Sabbatical 2017

Sabbatical 2017
The Jane Austen Centre and Regency Tea Room in Bath, England

Monday, February 8, 2016

Chronological Reading Plan for Feb 9, Ex 30-32

Today's readings are Ex 30-32. Tomorrow's are Exodus 33-35. 

Ex 30 provides the instructions on how to build the altar of incense for the Tabernacle. Burning incense represents sacrifice and worship, a sweet aroma to God. In Ex 30:6, God says this is where He will meet His people, at the altar of sacrifice and worship. The Jews come to understand that sacrifice and worship are required for them to come into the presence of God. 

The census tax is instituted. Every man has to pay it and the price is the same for everyone. It is a "ransom", compensation and atonement for his life. What the Jews learn from this is that everyone's sins need to be atoned for. Everyone's life needs to be ransomed. 

We see the bronze basin. Everyone who approaches the Lord must be clean or they will die.  

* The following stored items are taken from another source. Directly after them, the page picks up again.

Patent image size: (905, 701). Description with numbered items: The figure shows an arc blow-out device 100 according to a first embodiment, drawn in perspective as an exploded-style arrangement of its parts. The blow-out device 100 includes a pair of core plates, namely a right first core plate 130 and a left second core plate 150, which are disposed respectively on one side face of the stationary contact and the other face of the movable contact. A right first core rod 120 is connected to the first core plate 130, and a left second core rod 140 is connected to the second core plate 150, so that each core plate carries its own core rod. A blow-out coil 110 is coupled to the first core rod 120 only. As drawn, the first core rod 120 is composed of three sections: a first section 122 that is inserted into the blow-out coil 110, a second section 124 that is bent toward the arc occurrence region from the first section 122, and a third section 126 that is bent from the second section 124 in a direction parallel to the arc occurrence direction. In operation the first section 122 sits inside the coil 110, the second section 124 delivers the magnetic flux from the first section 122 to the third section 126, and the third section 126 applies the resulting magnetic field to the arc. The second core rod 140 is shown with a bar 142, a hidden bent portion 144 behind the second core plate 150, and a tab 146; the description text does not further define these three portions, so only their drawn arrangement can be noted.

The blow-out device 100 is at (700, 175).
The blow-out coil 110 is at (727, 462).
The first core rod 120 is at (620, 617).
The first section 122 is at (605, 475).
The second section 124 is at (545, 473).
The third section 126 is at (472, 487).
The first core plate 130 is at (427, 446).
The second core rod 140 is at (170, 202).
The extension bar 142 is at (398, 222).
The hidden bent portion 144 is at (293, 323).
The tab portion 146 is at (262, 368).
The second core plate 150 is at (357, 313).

Recipes are given for the anointing oil and incense to be used in the Tabernacle. Both are extremely expensive, demonstrating the invaluable gift of being called (anointed) and worship (incense). The recipes are not to be tampered with, which will soon become abundantly evident. In them, is implicit evidence that there is only one way to worship God. No one has the prerogative to change them or modify them to suit their whims. It is not for pleasure or entertainment, it is for His glory. God will soon demonstrate this very dramatically. 

In Ex 31, we see that God designates the men who will carry out the instructions, the builders and craftsmen, and has given them particular gifts that will enable them to do their work. Those God calls, He enables to walk in their calling. Even the gifts and talents they will use to serve him come from Him!

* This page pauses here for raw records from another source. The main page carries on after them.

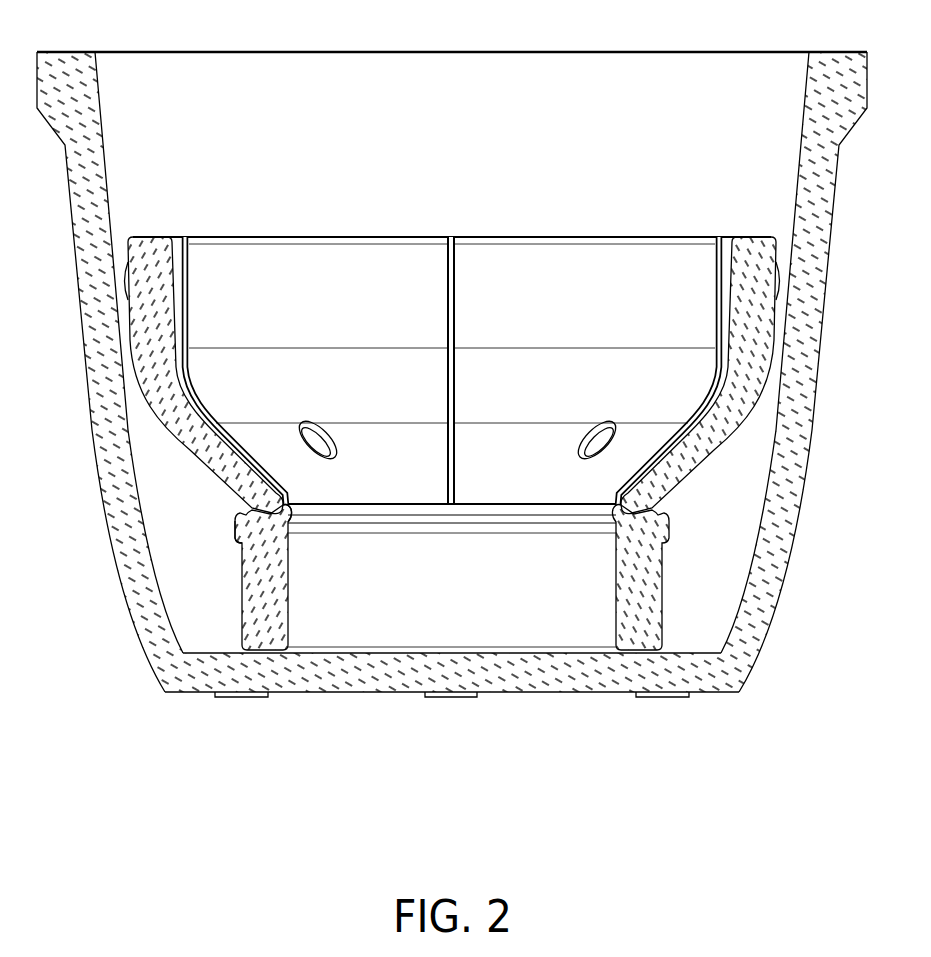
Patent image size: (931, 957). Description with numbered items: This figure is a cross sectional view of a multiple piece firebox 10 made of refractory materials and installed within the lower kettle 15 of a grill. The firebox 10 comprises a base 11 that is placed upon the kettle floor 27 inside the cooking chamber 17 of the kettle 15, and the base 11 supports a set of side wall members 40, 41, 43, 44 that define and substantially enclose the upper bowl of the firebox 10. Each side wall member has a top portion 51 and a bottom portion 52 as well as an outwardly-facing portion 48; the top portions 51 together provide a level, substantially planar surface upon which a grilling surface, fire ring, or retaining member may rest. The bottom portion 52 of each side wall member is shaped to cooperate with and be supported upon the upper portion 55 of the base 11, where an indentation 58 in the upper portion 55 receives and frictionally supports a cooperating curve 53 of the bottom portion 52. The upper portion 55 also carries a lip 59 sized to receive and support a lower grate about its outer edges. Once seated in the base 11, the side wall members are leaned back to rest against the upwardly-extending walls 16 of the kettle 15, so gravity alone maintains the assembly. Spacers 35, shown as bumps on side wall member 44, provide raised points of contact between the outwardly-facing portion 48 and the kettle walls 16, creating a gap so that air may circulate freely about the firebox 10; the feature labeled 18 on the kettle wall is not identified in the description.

The multiple piece firebox 10 is at (399, 213).
The base 11 is at (240, 588).
The kettle 15 is at (27, 67).
The upwardly-extending walls 16 is at (803, 91).
The cooking chamber 17 is at (616, 80).
The inner surface of outer vessel 18 is at (770, 473).
The kettle floor 27 is at (672, 653).
The spacers 35 is at (783, 258).
The side wall member 40 is at (282, 262).
The side wall member 41 is at (187, 258).
The side wall member 43 is at (718, 258).
The side wall member 44 is at (568, 262).
The outwardly-facing portion 48 is at (694, 499).
The top portion 51 is at (152, 237).
The bottom portion 52 is at (190, 487).
The curve 53 is at (235, 515).
The upper portion 55 is at (290, 508).
The indentation 58 is at (235, 537).
The lip 59 is at (616, 503).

The Sabbath is mentioned again, this time in the overall scheme of creation. It emphasizes God's pattern of work with rest at the end of the work. It not only shows that rest must be part of His children's lives, but it points toward the promise of an ultimate rest. 

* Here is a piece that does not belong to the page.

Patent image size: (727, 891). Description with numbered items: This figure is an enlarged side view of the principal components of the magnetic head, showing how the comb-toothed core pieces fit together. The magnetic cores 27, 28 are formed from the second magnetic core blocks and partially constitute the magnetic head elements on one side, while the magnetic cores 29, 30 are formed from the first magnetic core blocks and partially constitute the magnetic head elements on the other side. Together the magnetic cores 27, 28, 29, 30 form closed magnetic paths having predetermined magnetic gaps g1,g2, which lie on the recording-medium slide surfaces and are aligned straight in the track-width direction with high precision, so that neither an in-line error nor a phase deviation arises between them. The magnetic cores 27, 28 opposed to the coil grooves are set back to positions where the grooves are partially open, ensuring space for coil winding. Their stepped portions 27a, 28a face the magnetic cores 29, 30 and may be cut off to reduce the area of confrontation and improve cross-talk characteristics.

Meanwhile in Ex 32, while Moses is up on the mountain receiving all this, the people get impatient and talk Aaron into making a golden calf, using the very gold they carried out of Egypt.

We see a tension in Ex 32. God prescribes authentic, holy worship and sacrifice in the preceding chapters. Then, as this chapter begins we see counterfeit and perverted worship. The worship designed by God is God-centered, God glorifying. The worship the people engage in is worship of the flesh and human desire (Ex 32:6). 

Moreover, and perhaps most significant, we see the people reject the leader God has given them. God chose Moses, empowered him, worked signs and wonders through him and delivered them through him. Now, they turn their backs on him, demanding that their own desires be met. It becomes clear that there are grave consequences for rejecting God's chosen man. 

For this, God threatens to kill them all except Moses. Moses, acting as an intercessor/advocate pleads for mercy and God relents. God's wrath can be averted by a man who is willing to be an advocate!

Still, there is a price to pay for open rebellion against God. The camp is called upon to make a choice as to whom they will serve. The sons of Levi, as a tribe, stand with Moses. They are commanded to slay 3,000 of their brothers who rebelled against God (Ex 32:27-29). This is a difficult part of the passage. But, it shows that those who follow Him with all their hearts must be willing to do so even if it means forsaking family and friends. 

This is not meant to be prescriptive to God's people in all cases. Killing is a violation of God's commandments. Our lesson is not about killing but about the ruthless removal of anything unholy from among God's people. In this incident we see that sin will not be tolerated within the camp. There is a grave and serious price to pay for rejecting God. 

We are at a watershed moment in the story of the Exodus. God has delivered His people and given them the Law. At the moment they are receiving the Law, they are called to make a decision. Those who decide not to follow God and the leader He has designated, are eliminated. This will become another pattern we will see throughout the rest of Scripture. The Law has done what it is designed to do, reveal sin. 

In another significant turn, this is the first act of the Levites' complete devotion to God and is immediately followed by the Lord's blessing. They are ordained into His service and will eventually play a significant role in the history of Israel as priests and servers in the Tabernacle/Temple. Here's another pattern we've seen and will continue to see - obedience is followed by blessing. Radical obedience is followed by radical blessing. 

 God sends a plague, as well. God is compassionate and merciful but will not tolerate open, unrepentant sin. There will always be earthly consequences for sin among God's people. They remain His people, but becasue of their willful self-indulgence, there will be some suffering.